The rugged remoteness fosters a culture apart, as well. Those resilient souls who have stayed in the Coves - as nearly every seaside fishing hamlet is named - are as relaxed and graciously welcoming as they are hard to understand under the thick, h-amicable h-accent. The men all call Heron and Sitka “son”, and even the young women call Joce “ma darlin’”. When Ed realized his error in assuming the St. Anthony Airport (from where we were scheduled to fly out in two days) was actually in the town of St. Anthony - it’s actually 70km back west - the owner of the cabin we were staying in (born and raised a few doors down, next to the local pub he also owns) said, “I knows a guy with a truck.”


Problem solved.


And then there’s Clayton Colbourne, our tour guide at Anse-aux-Meadows, and a national treasure himself.


Like a Newfie Robin Williams in a Parks Canada golf shirt, he regaled a group of 50 with his vivid stories and intricate detail from when he, as a young boy living in the little house on the point in 1961, watched Helge and Anne Stine Ingstad unearth evidence of Vikings in North America beneath the grassy mounds he played on.
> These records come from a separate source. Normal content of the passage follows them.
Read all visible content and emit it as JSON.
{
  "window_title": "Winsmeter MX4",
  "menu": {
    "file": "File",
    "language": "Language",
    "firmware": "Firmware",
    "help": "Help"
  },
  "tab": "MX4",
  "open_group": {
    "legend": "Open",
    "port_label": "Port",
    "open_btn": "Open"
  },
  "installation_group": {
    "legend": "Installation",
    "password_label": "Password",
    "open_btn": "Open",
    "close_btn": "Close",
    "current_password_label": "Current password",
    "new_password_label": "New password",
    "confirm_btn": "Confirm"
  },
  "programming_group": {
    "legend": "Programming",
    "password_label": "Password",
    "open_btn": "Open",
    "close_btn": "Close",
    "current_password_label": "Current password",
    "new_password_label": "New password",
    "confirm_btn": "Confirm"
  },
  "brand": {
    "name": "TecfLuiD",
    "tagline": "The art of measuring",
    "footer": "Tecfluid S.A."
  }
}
As a teen, Clayton helped excavate the historic landmark, and for his adult life (when not out fishing, as is his preference), he’s compiled and humbly, hilariously shared the story of his backyard with the world - the place where human migration reconnected after 100,000 years apart.
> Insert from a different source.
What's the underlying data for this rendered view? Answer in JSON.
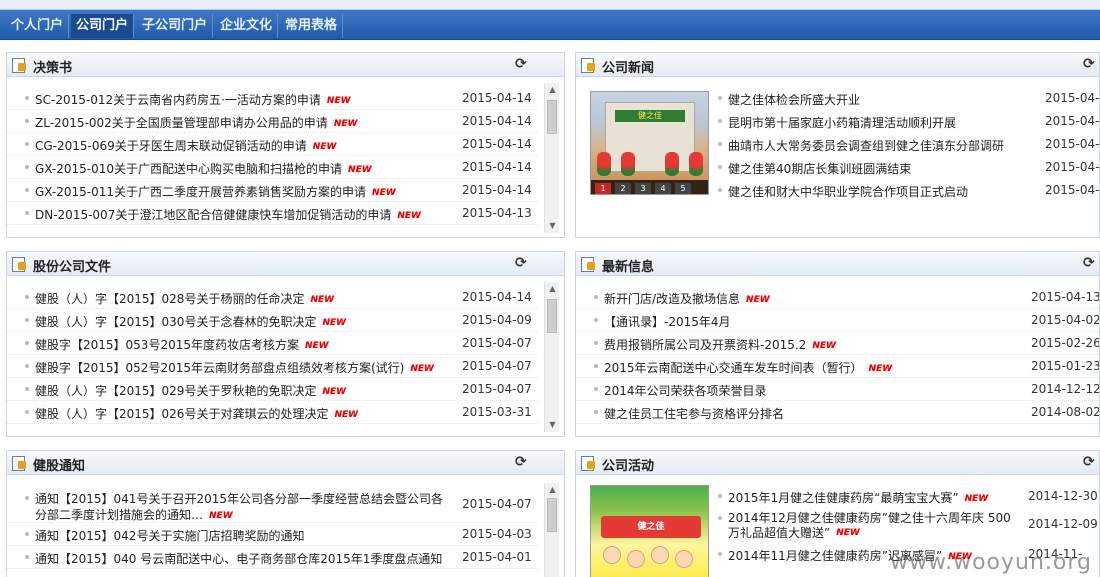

And all the while reminding us at every step that “Remember, though, folks, I’s no hexpert or hanything.”




As though our minds weren’t already in awe-struck overload, we wrapped our trip in St. John’s, with its imposing Narrows, vibrantly painted rowhouses, bustling pub strip, and Signal Hill - a uniquely splendid urban hike along rocky oceanside cliffs, site of the final battle between English and French for Canada’s linguistic destiny, base of Merchant Marine suppliers facing Nazi U-boats in World War, and home to Memorial University’s Geo Centre highlighting more billion-year-old rock carved by glaciers.




What a way to end our 2,226km summer bike ride, which we thought was a pretty big deal. 


And, we guess, it was. We explored some of the most challenging terrain and remarkable places in the east of our beautiful country. We got Uncle Steve to beat his bike-day record by a factor of ten. We visited sites of transformative importance in our planet’s history.


But in The Big Land - this province so immense in space and time and character - we learned that our place in the big scheme of things is infinitesimally small.


Best to follow our curiosity and enjoy every minute of our relatively brief visit.